Когда он распахнул пассажирскую дверцу, я с трудом смолчала, лишь демонстративно вздохнула и села за руль. Включила музыку, глянула, удобно ли Элоди. Она плакала. Остин смотрел в окно. Дергал ногой, как всегда в минуты волнения. Кажется, шевелил губами, но я ничего не слышала за голосом Райана Сикреста, ведущего на радио.

Едва выехали на шоссе, загорелась лампочка «Неполадка двигателя». Беда не приходит одна.

– Эль, военное удостоверение при тебе? – спросила я, перекрикивая скрипучие «дворники».

Без документа нас вполне могут не пустить за ворота. Если охранники окажутся не в духе, их не смягчит даже заплаканное лицо беременной, которой явно больно.

– Я прихватил удостоверение, оно лежало возле телика, – объявил Остин. – Кари, послушай… – начал он, когда я пошла на обгон грузовика с прицепом.

– Нет! – рявкнула я.

Брат сложил руки на коленях, и я добавила:

– Потом.

Я многозначительно покосилась в зеркало на Элоди. Она изучала свой живот, по лицу текли слезы. Поймав мой взгляд, Элоди сказала:

– До переезда сюда у меня таких приступов не случалось.

– Раньше ты жила по-другому. К тому же у тебя не было мужа на войне и ребенка размером с ананас в животе.

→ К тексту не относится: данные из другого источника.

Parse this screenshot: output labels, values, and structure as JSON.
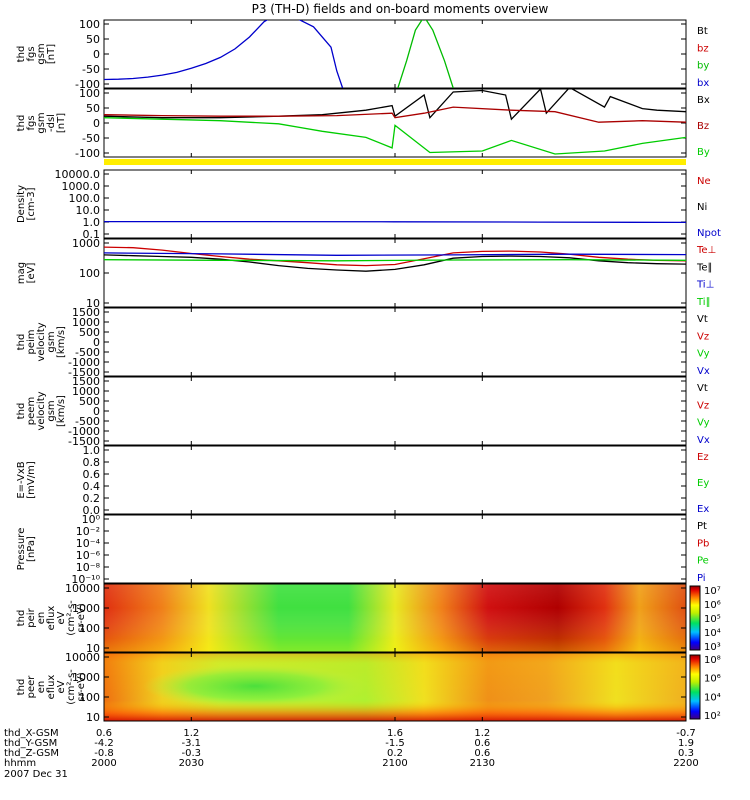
{
  "title": "P3 (TH-D) fields and on-board moments overview",
  "date_label": "2007 Dec 31",
  "chart_data": [
    {
      "id": "fgs",
      "type": "line",
      "ylabel": [
        "thd",
        "fgs",
        "gsm",
        "[nT]"
      ],
      "yticks": [
        "100",
        "50",
        "0",
        "-50",
        "-100"
      ],
      "ylim": [
        -100,
        100
      ],
      "legend": [
        {
          "name": "Bt",
          "color": "#000000"
        },
        {
          "name": "bz",
          "color": "#cc0000"
        },
        {
          "name": "by",
          "color": "#00bb00"
        },
        {
          "name": "bx",
          "color": "#0000cc"
        }
      ],
      "series": [
        {
          "name": "bx",
          "color": "#0000cc",
          "x": [
            2000,
            2005,
            2010,
            2015,
            2020,
            2025,
            2030,
            2035,
            2040,
            2045,
            2050,
            2055,
            2058,
            2065,
            2072,
            2078,
            2080,
            2082
          ],
          "y": [
            -75,
            -74,
            -72,
            -68,
            -62,
            -54,
            -42,
            -28,
            -10,
            15,
            50,
            95,
            110,
            110,
            80,
            20,
            -50,
            -100
          ]
        },
        {
          "name": "by",
          "color": "#00bb00",
          "x": [
            2101,
            2104,
            2107,
            2110,
            2113,
            2117,
            2120
          ],
          "y": [
            -100,
            -20,
            70,
            110,
            70,
            -20,
            -100
          ]
        }
      ]
    },
    {
      "id": "fgs_dsl",
      "type": "line",
      "ylabel": [
        "thd",
        "fgs",
        "gsm",
        "-dsl",
        "[nT]"
      ],
      "yticks": [
        "100",
        "50",
        "0",
        "-50",
        "-100"
      ],
      "ylim": [
        -125,
        100
      ],
      "legend": [
        {
          "name": "Bx",
          "color": "#000000"
        },
        {
          "name": "Bz",
          "color": "#aa0000"
        },
        {
          "name": "By",
          "color": "#00cc00"
        }
      ],
      "series": [
        {
          "name": "Bx",
          "color": "#000000",
          "x": [
            2000,
            2020,
            2040,
            2060,
            2075,
            2090,
            2099,
            2100,
            2110,
            2112,
            2120,
            2130,
            2138,
            2140,
            2150,
            2152,
            2160,
            2172,
            2174,
            2185,
            2190,
            2200
          ],
          "y": [
            10,
            5,
            5,
            10,
            15,
            30,
            45,
            10,
            80,
            5,
            90,
            95,
            80,
            0,
            100,
            20,
            105,
            40,
            75,
            35,
            30,
            25
          ]
        },
        {
          "name": "Bz",
          "color": "#aa0000",
          "x": [
            2000,
            2020,
            2040,
            2060,
            2080,
            2099,
            2100,
            2110,
            2120,
            2140,
            2155,
            2170,
            2185,
            2200
          ],
          "y": [
            15,
            12,
            10,
            10,
            12,
            20,
            5,
            20,
            40,
            30,
            25,
            -10,
            -5,
            -10
          ]
        },
        {
          "name": "By",
          "color": "#00cc00",
          "x": [
            2000,
            2020,
            2040,
            2060,
            2075,
            2090,
            2099,
            2100,
            2112,
            2130,
            2140,
            2155,
            2172,
            2185,
            2200
          ],
          "y": [
            5,
            0,
            -5,
            -15,
            -40,
            -60,
            -95,
            -20,
            -110,
            -105,
            -70,
            -115,
            -105,
            -80,
            -60
          ]
        }
      ]
    },
    {
      "id": "density",
      "type": "line",
      "log": true,
      "ylabel": [
        "Density",
        "[cm-3]"
      ],
      "yticks": [
        "10000.0",
        "1000.0",
        "100.0",
        "10.0",
        "1.0",
        "0.1"
      ],
      "ylim": [
        0.1,
        30000
      ],
      "legend": [
        {
          "name": "Ne",
          "color": "#cc0000"
        },
        {
          "name": "Ni",
          "color": "#000000"
        },
        {
          "name": "Npot",
          "color": "#0000cc"
        }
      ],
      "series": [
        {
          "name": "Npot",
          "color": "#0000cc",
          "x": [
            2000,
            2050,
            2100,
            2150,
            2200
          ],
          "y": [
            2.1,
            2.1,
            2.0,
            1.9,
            1.8
          ]
        }
      ]
    },
    {
      "id": "temp",
      "type": "line",
      "log": true,
      "ylabel": [
        "mag",
        "[eV]"
      ],
      "yticks": [
        "1000",
        "100",
        "10"
      ],
      "ylim": [
        7,
        1200
      ],
      "legend": [
        {
          "name": "Te⊥",
          "color": "#cc0000"
        },
        {
          "name": "Te∥",
          "color": "#000000"
        },
        {
          "name": "Ti⊥",
          "color": "#0000cc"
        },
        {
          "name": "Ti∥",
          "color": "#00cc00"
        }
      ],
      "series": [
        {
          "name": "Te⊥",
          "color": "#cc0000",
          "x": [
            2000,
            2010,
            2020,
            2030,
            2040,
            2050,
            2060,
            2070,
            2080,
            2090,
            2100,
            2110,
            2120,
            2130,
            2140,
            2150,
            2160,
            2170,
            2180,
            2190,
            2200
          ],
          "y": [
            650,
            620,
            520,
            400,
            320,
            260,
            230,
            200,
            170,
            160,
            175,
            270,
            420,
            470,
            480,
            450,
            380,
            300,
            260,
            240,
            230
          ]
        },
        {
          "name": "Te∥",
          "color": "#000000",
          "x": [
            2000,
            2010,
            2020,
            2030,
            2040,
            2050,
            2060,
            2070,
            2080,
            2090,
            2100,
            2110,
            2120,
            2130,
            2140,
            2150,
            2160,
            2170,
            2180,
            2190,
            2200
          ],
          "y": [
            360,
            340,
            320,
            300,
            260,
            210,
            160,
            130,
            115,
            105,
            120,
            170,
            280,
            320,
            330,
            320,
            290,
            230,
            200,
            185,
            180
          ]
        },
        {
          "name": "Ti⊥",
          "color": "#0000cc",
          "x": [
            2000,
            2040,
            2080,
            2120,
            2160,
            2200
          ],
          "y": [
            420,
            390,
            350,
            360,
            380,
            370
          ]
        },
        {
          "name": "Ti∥",
          "color": "#00cc00",
          "x": [
            2000,
            2040,
            2080,
            2120,
            2160,
            2200
          ],
          "y": [
            250,
            240,
            230,
            245,
            250,
            240
          ]
        }
      ]
    },
    {
      "id": "peim",
      "type": "line",
      "ylabel": [
        "thd",
        "peim",
        "velocity",
        "gsm",
        "[km/s]"
      ],
      "yticks": [
        "1500",
        "1000",
        "500",
        "0",
        "-500",
        "-1000",
        "-1500"
      ],
      "ylim": [
        -1500,
        1500
      ],
      "legend": [
        {
          "name": "Vt",
          "color": "#000000"
        },
        {
          "name": "Vz",
          "color": "#cc0000"
        },
        {
          "name": "Vy",
          "color": "#00cc00"
        },
        {
          "name": "Vx",
          "color": "#0000cc"
        }
      ],
      "series": []
    },
    {
      "id": "peem",
      "type": "line",
      "ylabel": [
        "thd",
        "peem",
        "velocity",
        "gsm",
        "[km/s]"
      ],
      "yticks": [
        "1500",
        "1000",
        "500",
        "0",
        "-500",
        "-1000",
        "-1500"
      ],
      "ylim": [
        -1500,
        1500
      ],
      "legend": [
        {
          "name": "Vt",
          "color": "#000000"
        },
        {
          "name": "Vz",
          "color": "#cc0000"
        },
        {
          "name": "Vy",
          "color": "#00cc00"
        },
        {
          "name": "Vx",
          "color": "#0000cc"
        }
      ],
      "series": []
    },
    {
      "id": "efield",
      "type": "line",
      "ylabel": [
        "E=-VxB",
        "[mV/m]"
      ],
      "yticks": [
        "1.0",
        "0.8",
        "0.6",
        "0.4",
        "0.2",
        "0.0"
      ],
      "ylim": [
        0,
        1
      ],
      "legend": [
        {
          "name": "Ez",
          "color": "#cc0000"
        },
        {
          "name": "Ey",
          "color": "#00cc00"
        },
        {
          "name": "Ex",
          "color": "#0000cc"
        }
      ],
      "series": []
    },
    {
      "id": "pressure",
      "type": "line",
      "log": true,
      "ylabel": [
        "Pressure",
        "[nPa]"
      ],
      "yticks": [
        "10⁰",
        "10⁻²",
        "10⁻⁴",
        "10⁻⁶",
        "10⁻⁸",
        "10⁻¹⁰"
      ],
      "ylim": [
        1e-10,
        1
      ],
      "legend": [
        {
          "name": "Pt",
          "color": "#000000"
        },
        {
          "name": "Pb",
          "color": "#cc0000"
        },
        {
          "name": "Pe",
          "color": "#00cc00"
        },
        {
          "name": "Pi",
          "color": "#0000cc"
        }
      ],
      "series": []
    },
    {
      "id": "peir",
      "type": "heatmap",
      "ylabel": [
        "thd",
        "peir",
        "en",
        "eflux",
        "eV",
        "(cm²-s-",
        "sr-eV)"
      ],
      "yticks": [
        "10000",
        "1000",
        "100",
        "10"
      ],
      "ylim": [
        5,
        25000
      ],
      "colorbar_ticks": [
        "10⁷",
        "10⁶",
        "10⁵",
        "10⁴",
        "10³"
      ],
      "colorbar_range": [
        1000,
        10000000
      ]
    },
    {
      "id": "peer",
      "type": "heatmap",
      "ylabel": [
        "thd",
        "peer",
        "en",
        "eflux",
        "eV",
        "(cm²-s-",
        "sr-eV)"
      ],
      "yticks": [
        "10000",
        "1000",
        "100",
        "10"
      ],
      "ylim": [
        5,
        25000
      ],
      "colorbar_ticks": [
        "10⁸",
        "10⁶",
        "10⁴",
        "10²"
      ],
      "colorbar_range": [
        100,
        100000000
      ]
    }
  ],
  "xaxis": {
    "xlim": [
      2000,
      2200
    ],
    "tick_values": [
      2000,
      2030,
      2100,
      2130,
      2200
    ],
    "rows": [
      {
        "label": "thd_X-GSM",
        "values": [
          "0.6",
          "1.2",
          "1.6",
          "1.2",
          "-0.7"
        ]
      },
      {
        "label": "thd_Y-GSM",
        "values": [
          "-4.2",
          "-3.1",
          "-1.5",
          "0.6",
          "1.9"
        ]
      },
      {
        "label": "thd_Z-GSM",
        "values": [
          "-0.8",
          "-0.3",
          "0.2",
          "0.6",
          "0.3"
        ]
      },
      {
        "label": "hhmm",
        "values": [
          "2000",
          "2030",
          "2100",
          "2130",
          "2200"
        ]
      }
    ]
  }
}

В ее глазах вспыхнул слабый огонек, уголки губ на мгновение приподнялись.

– Да. Это верно. Простите, что я вас переполошила.

Она уже не плакала, но плечи еще вздрагивали.

– Минут через десять приедем, – сообщила я.

Остин потянулся к моей руке – в детстве он делал так, когда родители спорили в машине. Обычно это происходило при возвращении с какого-нибудь «увлекательного» семейного уик-энда, навязанного мамой. Она не выдерживала долго в доме, а папа не выносил ее, и мама придумывала очередную эскападу. Видимо, они не могли провести бок о бок целых два с половиной дня, поэтому на обратном пути, в воскресенье, кричали друг на друга. Все начиналось с папиной «шутки» и заканчивалось тем, что мама хлопала дверью и ночевала на качелях на крыльце. Клянусь, там мама чувствовала себя лучше, чем внутри папиного офицерского дома; она не ощущала его своим.

Иногда из-за родителей мы с братом сближались, а иногда из-за них отталкивали друг друга. Сейчас я отдернула руку – в истории с вербовкой Остин выступал в отрицательной роли. В роли нашего отца. Тот наверняка поспособствовал зачислению Остина на службу, но в этот раз предали меня не родители, а брат, и я не хотела его прикосновений. Даже его присутствия в машине не хотела.

Брат прислонился к боковому окну и уставился перед собой. Знакомый взгляд. Тоска, жажда прощения и принятия. Я не в силах дать этого Остину. Он ведь не шину на моем велике проколол и не кукле голову отломал, как в детстве. Поступок брата совсем другого масштаба. Небо и земля. Пусть теперь тоскует, я не желаю сдаваться и прощать лишь потому, что не могу видеть Остина несчастным.

Он сделал выбор, хотя в детстве мы дали друг другу обещание. Остина отправят в лагерь для новобранцев. Затем в Ирак или Афганистан – или где мы там сейчас воюем? И что тогда? Армия погубит его, как губит все и всех. Только я пока не готова говорить с ним об этом. Не важно, сколько раз я проверяла телефон и перечитывала нашу последнюю переписку, на самом деле я не готова к этой битве.

Мы ехали в тишине, все трое страдали, каждый по-своему.

Глава 7

Медсестра вызвала Элоди лишь через час.

Я двинулась за ней следом – мимо сопливых краснолицых детей; мимо солдат в военной форме, не отрывающих взгляда от мобильных телефонов; мимо кучи других людей с телефонами, в том числе множества измученных родителей и гиперактивных детей. Приемная была огромной и навевала уныние, мы просидели молча весь час ожидания.